I have been playing with/thinking about diffeological spaces a bit recently, and I would like understand something rather crucial before going further. First a little background:
Diffeological spaces are a Cartesian-closed, complete, and cocomplete category containing all infinite dimensional manifolds, and in fact even form a quasi-topos.
Diffeological spaces, concisely, are nothing more than concrete sheaves on the site of Cartesian manifolds (manifolds of the form $\mathbb{R}^n$):
http://ncatlab.org/nlab/show/concrete+sheaf
However, the category of ALL sheaves on Cartesian manifolds, categorically is even nicer, since it is a genuine topos.

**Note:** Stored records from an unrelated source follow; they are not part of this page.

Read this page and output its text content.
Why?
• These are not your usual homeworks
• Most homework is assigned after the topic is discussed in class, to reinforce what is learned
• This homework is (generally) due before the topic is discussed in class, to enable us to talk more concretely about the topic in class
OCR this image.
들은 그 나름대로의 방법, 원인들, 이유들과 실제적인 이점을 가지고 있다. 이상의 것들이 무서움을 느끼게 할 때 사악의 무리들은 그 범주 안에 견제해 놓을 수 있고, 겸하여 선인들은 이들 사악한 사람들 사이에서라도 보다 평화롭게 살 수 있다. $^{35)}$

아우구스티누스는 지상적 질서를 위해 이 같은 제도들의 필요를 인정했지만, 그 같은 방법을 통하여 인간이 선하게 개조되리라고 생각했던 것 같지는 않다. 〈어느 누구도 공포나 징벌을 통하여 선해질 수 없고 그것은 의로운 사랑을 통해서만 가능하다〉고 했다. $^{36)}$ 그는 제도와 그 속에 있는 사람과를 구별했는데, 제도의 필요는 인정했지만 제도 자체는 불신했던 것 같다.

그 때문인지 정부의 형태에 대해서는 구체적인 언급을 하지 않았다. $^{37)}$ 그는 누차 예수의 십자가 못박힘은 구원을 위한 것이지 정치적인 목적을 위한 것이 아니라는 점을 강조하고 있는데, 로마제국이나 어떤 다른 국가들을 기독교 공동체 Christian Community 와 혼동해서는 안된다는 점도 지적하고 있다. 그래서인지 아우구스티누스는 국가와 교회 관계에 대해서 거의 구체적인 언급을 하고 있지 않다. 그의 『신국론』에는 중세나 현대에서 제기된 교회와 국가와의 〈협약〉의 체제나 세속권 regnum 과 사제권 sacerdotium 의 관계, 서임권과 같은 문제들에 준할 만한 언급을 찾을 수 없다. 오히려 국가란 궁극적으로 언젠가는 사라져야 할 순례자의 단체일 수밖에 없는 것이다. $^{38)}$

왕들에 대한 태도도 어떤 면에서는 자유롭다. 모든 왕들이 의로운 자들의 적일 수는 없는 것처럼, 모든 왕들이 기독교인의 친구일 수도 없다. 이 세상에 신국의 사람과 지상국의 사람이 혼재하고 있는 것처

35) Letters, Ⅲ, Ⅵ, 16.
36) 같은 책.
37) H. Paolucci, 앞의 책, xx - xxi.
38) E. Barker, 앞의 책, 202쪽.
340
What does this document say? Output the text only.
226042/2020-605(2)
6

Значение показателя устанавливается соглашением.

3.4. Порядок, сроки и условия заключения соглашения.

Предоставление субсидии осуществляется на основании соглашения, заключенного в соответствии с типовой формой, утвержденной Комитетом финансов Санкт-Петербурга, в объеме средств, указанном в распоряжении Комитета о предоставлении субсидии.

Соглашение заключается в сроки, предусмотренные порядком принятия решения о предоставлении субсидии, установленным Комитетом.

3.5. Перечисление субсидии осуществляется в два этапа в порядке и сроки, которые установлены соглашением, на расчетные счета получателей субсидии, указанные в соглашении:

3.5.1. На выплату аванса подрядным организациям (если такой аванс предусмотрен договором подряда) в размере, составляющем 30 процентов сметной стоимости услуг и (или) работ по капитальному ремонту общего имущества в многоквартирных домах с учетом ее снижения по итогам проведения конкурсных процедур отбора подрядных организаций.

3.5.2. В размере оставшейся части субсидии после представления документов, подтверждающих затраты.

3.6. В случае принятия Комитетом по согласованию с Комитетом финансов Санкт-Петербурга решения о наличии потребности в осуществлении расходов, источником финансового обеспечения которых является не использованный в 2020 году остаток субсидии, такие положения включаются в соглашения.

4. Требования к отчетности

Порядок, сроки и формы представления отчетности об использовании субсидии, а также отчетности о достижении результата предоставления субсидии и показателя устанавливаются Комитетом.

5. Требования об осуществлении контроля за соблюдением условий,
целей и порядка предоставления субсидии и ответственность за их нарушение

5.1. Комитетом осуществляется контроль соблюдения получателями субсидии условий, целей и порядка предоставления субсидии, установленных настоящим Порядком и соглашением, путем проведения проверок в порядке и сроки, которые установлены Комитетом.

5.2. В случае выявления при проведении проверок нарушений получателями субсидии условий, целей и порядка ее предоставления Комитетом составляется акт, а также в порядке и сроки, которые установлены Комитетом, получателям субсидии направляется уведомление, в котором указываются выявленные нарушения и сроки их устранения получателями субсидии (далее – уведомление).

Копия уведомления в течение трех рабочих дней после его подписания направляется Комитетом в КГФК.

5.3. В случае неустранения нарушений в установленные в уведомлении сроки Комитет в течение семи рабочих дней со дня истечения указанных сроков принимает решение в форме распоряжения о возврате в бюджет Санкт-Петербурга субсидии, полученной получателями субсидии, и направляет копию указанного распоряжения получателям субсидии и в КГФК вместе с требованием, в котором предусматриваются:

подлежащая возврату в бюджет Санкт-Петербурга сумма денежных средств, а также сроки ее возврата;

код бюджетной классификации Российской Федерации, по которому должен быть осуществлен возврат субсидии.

$\textbf{My question is:}$ What can you do with diffeological spaces that you cannot do with general sheaves? Or, more generally, what are the advantages of diffeological spaces over general sheaves?
All of the generalizations of differential geometry concepts to diffeological spaces I have seen so far, actually carry over to genuine topos of sheaves (though sometimes with a little more work).
I'm aware that you gain the ability to work with a set with extra structure and talk about its points etc, but, what does this gain you? It seems that you can always use Grothendieck's functor of points approach instead.
Is it that limits and colimits are more like their counterparts for manifolds?